Thousands of people living and working on Oregon’s largest tribal reservation won’t have running water and flushing toilets, again.
On Friday, officials with the Confederated Tribes of Warm Springs warned of a shutdown that could last "up to a week or longer" due to a broken water main.
Operators discovered the break Thursday, and the Warm Springs K-8 Academy closed for two days as tribal, county and state officials grappled with planning for the outage, distributing water for life's daily needs, and repairing expensive infrastructure, which has long been at risk for failure.
“This is a worst case scenario,” said Warm Springs Chief Operating Officer Alyssa Macy.
The tribal council declared an emergency disaster to allow it to qualify for federal emergency funds. A spokesman for Oregon Sen. Ron Wyden said in an email that Wyden’s “staff has been working with the Tribes on the water infrastructure issues and will be part of a meeting on June 12 with tribal, state and federal partners to identify resources to deal with the deficiencies in water infrastructure.”
The longstanding infrastructure problems put human health at risk, according to documents from the Environmental Protection Agency that show the water and wastewater treatment plants operated by the tribe have had significant, unaddressed issues for more than six years.
Related: Elevated Lead Levels In Warm Springs Childcare Building
Recently, scrutiny from federal regulators put pressure on tribal leadership, which started issuing boil water notices regularly to inform users when the system (or its operators) failed to meet federal drinking water treatment standards.
Those notices have gone out four times in last six months alone, according to a press release from the tribe, which has routinely closed the reservation's only daycare. The Early Childhood Education Center closed again this week, and so did the primary school, which serves more than 600 students from kindergarten to 8th grade.
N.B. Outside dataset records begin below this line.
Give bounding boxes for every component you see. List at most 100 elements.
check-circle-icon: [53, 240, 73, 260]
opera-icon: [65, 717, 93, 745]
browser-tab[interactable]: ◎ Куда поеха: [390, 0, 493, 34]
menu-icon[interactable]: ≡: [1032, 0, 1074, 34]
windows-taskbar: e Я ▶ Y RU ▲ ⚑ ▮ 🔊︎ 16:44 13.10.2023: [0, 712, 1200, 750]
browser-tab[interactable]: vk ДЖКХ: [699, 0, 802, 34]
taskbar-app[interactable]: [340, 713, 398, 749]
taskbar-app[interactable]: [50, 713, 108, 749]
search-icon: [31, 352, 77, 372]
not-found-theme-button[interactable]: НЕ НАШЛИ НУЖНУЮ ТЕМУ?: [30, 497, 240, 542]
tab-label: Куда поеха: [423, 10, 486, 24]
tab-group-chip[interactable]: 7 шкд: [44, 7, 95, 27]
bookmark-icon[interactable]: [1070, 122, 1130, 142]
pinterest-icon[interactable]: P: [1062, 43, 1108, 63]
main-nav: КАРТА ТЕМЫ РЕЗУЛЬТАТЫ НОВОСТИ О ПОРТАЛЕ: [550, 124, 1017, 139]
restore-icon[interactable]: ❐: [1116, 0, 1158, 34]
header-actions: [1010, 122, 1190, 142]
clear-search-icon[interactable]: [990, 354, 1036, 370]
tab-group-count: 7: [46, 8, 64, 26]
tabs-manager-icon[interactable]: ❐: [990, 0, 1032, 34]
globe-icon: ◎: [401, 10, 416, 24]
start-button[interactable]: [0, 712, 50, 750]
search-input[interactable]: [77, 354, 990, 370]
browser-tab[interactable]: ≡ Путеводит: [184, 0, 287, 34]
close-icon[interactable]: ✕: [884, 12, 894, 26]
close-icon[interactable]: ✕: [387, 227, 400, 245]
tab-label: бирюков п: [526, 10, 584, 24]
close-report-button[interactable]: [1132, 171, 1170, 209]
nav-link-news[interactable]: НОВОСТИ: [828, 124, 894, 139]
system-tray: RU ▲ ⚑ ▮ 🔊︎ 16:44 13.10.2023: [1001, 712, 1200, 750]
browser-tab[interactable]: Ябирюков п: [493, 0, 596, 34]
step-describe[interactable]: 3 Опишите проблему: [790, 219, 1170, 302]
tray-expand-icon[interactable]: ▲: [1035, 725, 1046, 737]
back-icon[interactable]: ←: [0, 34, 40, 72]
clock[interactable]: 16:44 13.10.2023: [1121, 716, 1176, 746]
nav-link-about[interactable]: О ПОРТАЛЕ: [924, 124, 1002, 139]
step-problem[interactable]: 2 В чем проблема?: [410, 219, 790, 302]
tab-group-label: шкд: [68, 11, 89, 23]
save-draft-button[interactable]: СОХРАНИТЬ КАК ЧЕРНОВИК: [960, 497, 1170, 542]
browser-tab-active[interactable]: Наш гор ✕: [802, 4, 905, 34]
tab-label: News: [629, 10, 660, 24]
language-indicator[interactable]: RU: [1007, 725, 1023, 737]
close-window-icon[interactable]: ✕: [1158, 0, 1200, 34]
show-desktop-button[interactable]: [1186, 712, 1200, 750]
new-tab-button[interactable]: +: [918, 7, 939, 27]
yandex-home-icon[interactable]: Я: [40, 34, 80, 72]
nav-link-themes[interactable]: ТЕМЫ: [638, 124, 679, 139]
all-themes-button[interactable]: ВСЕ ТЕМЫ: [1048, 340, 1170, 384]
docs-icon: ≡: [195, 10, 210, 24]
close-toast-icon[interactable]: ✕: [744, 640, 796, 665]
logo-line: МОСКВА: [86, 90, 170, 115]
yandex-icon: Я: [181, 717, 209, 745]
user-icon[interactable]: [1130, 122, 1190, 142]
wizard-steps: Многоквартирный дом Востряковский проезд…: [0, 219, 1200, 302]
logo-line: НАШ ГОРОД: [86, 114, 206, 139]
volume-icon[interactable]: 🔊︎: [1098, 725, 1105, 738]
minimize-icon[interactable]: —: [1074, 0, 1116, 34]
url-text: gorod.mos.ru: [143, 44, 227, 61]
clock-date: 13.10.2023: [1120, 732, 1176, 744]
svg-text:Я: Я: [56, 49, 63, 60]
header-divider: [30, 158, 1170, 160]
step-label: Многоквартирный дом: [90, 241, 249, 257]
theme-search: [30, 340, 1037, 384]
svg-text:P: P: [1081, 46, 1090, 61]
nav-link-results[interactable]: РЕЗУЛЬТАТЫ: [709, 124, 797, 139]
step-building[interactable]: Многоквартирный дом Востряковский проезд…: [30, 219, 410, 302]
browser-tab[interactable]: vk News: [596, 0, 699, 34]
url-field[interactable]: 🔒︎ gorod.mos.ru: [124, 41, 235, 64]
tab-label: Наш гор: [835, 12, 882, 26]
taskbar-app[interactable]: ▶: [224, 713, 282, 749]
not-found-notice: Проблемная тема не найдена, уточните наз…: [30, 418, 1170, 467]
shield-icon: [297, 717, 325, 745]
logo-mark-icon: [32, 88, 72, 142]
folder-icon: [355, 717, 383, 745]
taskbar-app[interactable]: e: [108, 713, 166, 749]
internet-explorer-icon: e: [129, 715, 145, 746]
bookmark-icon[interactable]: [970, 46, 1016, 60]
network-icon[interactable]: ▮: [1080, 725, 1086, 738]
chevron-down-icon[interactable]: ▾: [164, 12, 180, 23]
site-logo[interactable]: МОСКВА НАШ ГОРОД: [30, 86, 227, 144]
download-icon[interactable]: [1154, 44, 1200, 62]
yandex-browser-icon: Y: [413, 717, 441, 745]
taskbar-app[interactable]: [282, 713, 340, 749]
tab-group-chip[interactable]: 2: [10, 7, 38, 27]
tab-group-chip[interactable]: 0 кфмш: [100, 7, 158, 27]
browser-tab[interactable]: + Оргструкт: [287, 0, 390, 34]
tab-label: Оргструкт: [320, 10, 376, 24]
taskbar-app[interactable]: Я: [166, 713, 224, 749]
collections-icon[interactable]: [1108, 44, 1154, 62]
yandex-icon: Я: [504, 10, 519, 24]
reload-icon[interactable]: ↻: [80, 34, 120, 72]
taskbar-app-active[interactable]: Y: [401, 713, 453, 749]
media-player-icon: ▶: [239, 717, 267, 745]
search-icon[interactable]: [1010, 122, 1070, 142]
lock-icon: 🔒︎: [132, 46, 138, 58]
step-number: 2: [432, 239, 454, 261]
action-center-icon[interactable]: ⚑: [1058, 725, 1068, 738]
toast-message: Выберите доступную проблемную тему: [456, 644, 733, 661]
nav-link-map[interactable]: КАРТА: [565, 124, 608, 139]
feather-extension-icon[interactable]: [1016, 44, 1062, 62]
Jefferson County Superintendent of Schools Ken Parshall said after two days of canceled classes, the school is prepared to reopen next week to finish out the academic year, with or without running water. The students and staff will rely on bottled drinking water, a few portable bathrooms like those used in fire camps and military operations, and more old-fashioned portapotties, with portable sinks and hand sanitizer.
“We are going to do food preparation off site, so we don’t have to worry about safety issues,” Parshall said.
The tribe is urging people on the reservation to stockpile water, with an uncertain timeline on when service will be restored.
“This is complicated and major,” texted Macy.
The break occurred under a creek, requiring crews to put in a temporary dam before they can access it.
Besides the school, a slew of other critical places are braced for total outages during repairs: the health clinic, the daycare, the assisted living home for seniors, the jail, the Boys and Girls Club, the museum, casino, and a host of homes, other buildings and businesses south of Highway 26.
Other areas on the more than half-million-acre reservation are being told to continue boiling water.
That drinking water isn’t pumped from a spring or underground source — it’s surface water collected from the lower Deschutes River, which requires intense treatment to mitigate the risk of contaminants like sediment, algae and parasites.
The Confederated Tribes of Warm Springs is a sovereign nation, overseen by a tribal council where most members are elected, and several are chiefs with lifetime appointments. The small government navigates the trust system that requires federal oversight for some decisions, but not others.
The EPA put the leaders on notice about its water system in March, saying conditions at a 40-year-old treatment plant violate the Safe Drinking Water Act. The wastewater treatment plant has its own long record of issues. In April, the EPA said that enforcement action, like levying costly fines on the tribe, would be a last resort.